Segundo Manoel Philomeno de Miranda: “... Um ato humano de doação-recepção, acompanhado de


uma manifestação mediúnica sutil e amorosa, em que o doador e o receptor encarnados se integram
numa busca que transcende a eles mesmos para contatarem os Bons Espíritos, fechando um circuito de
forças que atrai as energias divinas restauradoras do equilíbrio físico e psíquico, para que se concretize a
saúde integral nos departamentos da alma e do corpo.”

Quando surgiu o passe na história da humanidade?

Desde as civilizações primitivas, pré-históricas, há registros de uma “emanação” vinda das mãos,
provavelmente observada por indivíduos mais sensíveis (médiuns) que eram capazes de observar a aura
que se forma , particularmente ao redor das mãos. Há pinturas pré-históricas que representam mãos das
quais se emana alguma coisa, como raios ou jatos.

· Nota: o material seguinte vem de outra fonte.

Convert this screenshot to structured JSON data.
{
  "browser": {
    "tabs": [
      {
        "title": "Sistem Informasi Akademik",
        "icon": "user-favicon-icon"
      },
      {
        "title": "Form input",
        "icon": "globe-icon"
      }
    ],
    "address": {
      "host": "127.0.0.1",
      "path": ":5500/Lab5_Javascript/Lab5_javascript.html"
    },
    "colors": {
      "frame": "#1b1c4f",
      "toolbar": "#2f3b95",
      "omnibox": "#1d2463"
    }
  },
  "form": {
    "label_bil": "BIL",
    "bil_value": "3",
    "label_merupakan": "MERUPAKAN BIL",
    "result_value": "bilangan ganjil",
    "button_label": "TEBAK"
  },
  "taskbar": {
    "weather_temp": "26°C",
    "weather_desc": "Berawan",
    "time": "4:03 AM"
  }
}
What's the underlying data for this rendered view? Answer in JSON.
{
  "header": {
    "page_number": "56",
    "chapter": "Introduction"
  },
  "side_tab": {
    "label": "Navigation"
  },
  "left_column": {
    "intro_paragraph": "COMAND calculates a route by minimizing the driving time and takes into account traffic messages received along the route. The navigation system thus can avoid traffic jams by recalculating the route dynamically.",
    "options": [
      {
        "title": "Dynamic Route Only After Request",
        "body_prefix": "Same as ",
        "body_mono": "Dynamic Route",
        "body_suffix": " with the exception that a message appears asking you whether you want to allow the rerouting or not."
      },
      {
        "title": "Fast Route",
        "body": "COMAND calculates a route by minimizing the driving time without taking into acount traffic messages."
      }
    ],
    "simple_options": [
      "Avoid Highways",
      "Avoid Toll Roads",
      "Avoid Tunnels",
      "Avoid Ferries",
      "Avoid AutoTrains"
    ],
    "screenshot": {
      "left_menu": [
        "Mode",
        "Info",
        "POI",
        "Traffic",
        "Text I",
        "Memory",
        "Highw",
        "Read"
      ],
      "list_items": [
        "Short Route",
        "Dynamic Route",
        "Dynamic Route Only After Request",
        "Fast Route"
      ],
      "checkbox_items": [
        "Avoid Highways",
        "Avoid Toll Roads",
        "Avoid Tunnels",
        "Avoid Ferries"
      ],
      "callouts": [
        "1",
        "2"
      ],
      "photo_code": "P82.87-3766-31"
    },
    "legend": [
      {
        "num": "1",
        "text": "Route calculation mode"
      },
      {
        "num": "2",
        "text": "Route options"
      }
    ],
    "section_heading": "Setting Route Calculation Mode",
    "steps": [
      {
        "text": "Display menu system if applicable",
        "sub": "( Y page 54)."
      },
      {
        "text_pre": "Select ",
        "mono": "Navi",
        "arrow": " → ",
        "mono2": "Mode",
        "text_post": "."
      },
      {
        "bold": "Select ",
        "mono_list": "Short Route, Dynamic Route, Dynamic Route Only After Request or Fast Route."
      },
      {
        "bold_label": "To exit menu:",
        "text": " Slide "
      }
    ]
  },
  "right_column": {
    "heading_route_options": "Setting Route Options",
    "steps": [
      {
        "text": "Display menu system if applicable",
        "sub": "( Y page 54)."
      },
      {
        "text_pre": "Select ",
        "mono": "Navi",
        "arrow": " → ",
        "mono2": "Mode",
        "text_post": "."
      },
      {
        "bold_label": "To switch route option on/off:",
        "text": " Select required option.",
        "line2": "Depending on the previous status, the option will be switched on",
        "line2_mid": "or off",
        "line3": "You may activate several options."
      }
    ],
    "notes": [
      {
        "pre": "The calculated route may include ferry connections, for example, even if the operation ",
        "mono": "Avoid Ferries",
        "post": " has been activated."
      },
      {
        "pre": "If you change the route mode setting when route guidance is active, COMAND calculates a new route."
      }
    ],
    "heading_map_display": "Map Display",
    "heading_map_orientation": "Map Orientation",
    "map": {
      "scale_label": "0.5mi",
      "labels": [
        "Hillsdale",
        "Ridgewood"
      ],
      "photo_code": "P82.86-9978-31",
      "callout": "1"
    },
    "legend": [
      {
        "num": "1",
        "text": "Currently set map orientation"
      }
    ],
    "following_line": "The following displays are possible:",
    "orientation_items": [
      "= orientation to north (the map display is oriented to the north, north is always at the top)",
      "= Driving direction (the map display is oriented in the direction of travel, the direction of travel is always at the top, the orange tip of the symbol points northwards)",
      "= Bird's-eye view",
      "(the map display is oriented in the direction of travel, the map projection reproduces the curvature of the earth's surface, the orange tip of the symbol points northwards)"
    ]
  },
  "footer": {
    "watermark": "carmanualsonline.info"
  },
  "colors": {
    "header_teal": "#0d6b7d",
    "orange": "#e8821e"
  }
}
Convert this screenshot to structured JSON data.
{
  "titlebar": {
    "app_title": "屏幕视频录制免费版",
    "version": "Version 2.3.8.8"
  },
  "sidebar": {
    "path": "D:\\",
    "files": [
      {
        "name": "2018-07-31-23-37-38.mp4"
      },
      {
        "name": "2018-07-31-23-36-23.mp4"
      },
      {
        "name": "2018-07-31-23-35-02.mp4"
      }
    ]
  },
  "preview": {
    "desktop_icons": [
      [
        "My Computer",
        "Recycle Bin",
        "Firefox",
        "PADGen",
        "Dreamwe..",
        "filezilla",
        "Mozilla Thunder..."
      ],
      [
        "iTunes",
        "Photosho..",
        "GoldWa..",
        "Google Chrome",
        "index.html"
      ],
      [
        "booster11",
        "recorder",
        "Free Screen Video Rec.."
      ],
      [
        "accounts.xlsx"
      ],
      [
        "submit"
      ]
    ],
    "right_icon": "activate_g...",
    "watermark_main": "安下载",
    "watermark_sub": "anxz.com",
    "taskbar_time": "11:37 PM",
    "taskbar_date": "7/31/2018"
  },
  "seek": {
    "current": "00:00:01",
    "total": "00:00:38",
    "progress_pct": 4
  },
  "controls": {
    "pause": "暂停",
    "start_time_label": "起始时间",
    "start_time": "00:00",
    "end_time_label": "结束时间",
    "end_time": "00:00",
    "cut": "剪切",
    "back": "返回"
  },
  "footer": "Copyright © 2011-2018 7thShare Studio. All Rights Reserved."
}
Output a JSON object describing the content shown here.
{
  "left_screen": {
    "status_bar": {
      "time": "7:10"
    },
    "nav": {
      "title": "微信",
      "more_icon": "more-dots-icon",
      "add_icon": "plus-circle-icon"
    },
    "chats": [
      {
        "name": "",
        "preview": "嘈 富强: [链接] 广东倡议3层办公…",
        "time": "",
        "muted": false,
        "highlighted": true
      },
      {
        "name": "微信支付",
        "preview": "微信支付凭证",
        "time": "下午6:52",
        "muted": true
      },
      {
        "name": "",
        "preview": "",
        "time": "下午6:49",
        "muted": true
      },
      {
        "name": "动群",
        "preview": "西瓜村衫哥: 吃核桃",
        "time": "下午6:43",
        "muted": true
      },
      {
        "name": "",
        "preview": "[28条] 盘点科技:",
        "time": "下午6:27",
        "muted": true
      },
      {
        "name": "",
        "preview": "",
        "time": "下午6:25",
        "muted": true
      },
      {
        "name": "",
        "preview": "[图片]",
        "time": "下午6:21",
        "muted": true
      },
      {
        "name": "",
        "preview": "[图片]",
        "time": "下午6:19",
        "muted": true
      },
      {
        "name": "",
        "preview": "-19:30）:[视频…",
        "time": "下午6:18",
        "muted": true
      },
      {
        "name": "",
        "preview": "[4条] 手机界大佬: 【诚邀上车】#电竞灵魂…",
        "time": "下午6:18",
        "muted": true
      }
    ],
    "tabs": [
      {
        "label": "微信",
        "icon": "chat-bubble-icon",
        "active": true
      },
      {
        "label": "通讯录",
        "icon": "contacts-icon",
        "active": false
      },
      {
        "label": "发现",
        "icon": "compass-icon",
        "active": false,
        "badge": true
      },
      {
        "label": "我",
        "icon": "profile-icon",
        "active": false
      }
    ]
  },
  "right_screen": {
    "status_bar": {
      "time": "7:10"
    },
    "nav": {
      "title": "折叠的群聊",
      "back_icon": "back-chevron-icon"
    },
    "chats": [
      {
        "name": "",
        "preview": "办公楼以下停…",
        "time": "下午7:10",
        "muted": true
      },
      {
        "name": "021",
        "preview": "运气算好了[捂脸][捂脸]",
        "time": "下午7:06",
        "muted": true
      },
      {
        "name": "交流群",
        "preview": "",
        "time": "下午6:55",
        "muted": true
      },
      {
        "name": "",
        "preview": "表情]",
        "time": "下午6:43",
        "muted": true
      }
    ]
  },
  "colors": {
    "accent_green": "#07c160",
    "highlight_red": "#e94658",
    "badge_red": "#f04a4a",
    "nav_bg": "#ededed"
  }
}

Pela experimentação, o homem primitivo percebeu que certos indivíduos eram capazes de curar ou
provocar alívio impondo as mãos sobre partes do corpo. Esse conhecimento ficou consolidado pela
prática e passou a fazer parte das tradições das diferentes religiões organizadas como as bênçãos, unções
ou imposição de mãos, em diferentes situações.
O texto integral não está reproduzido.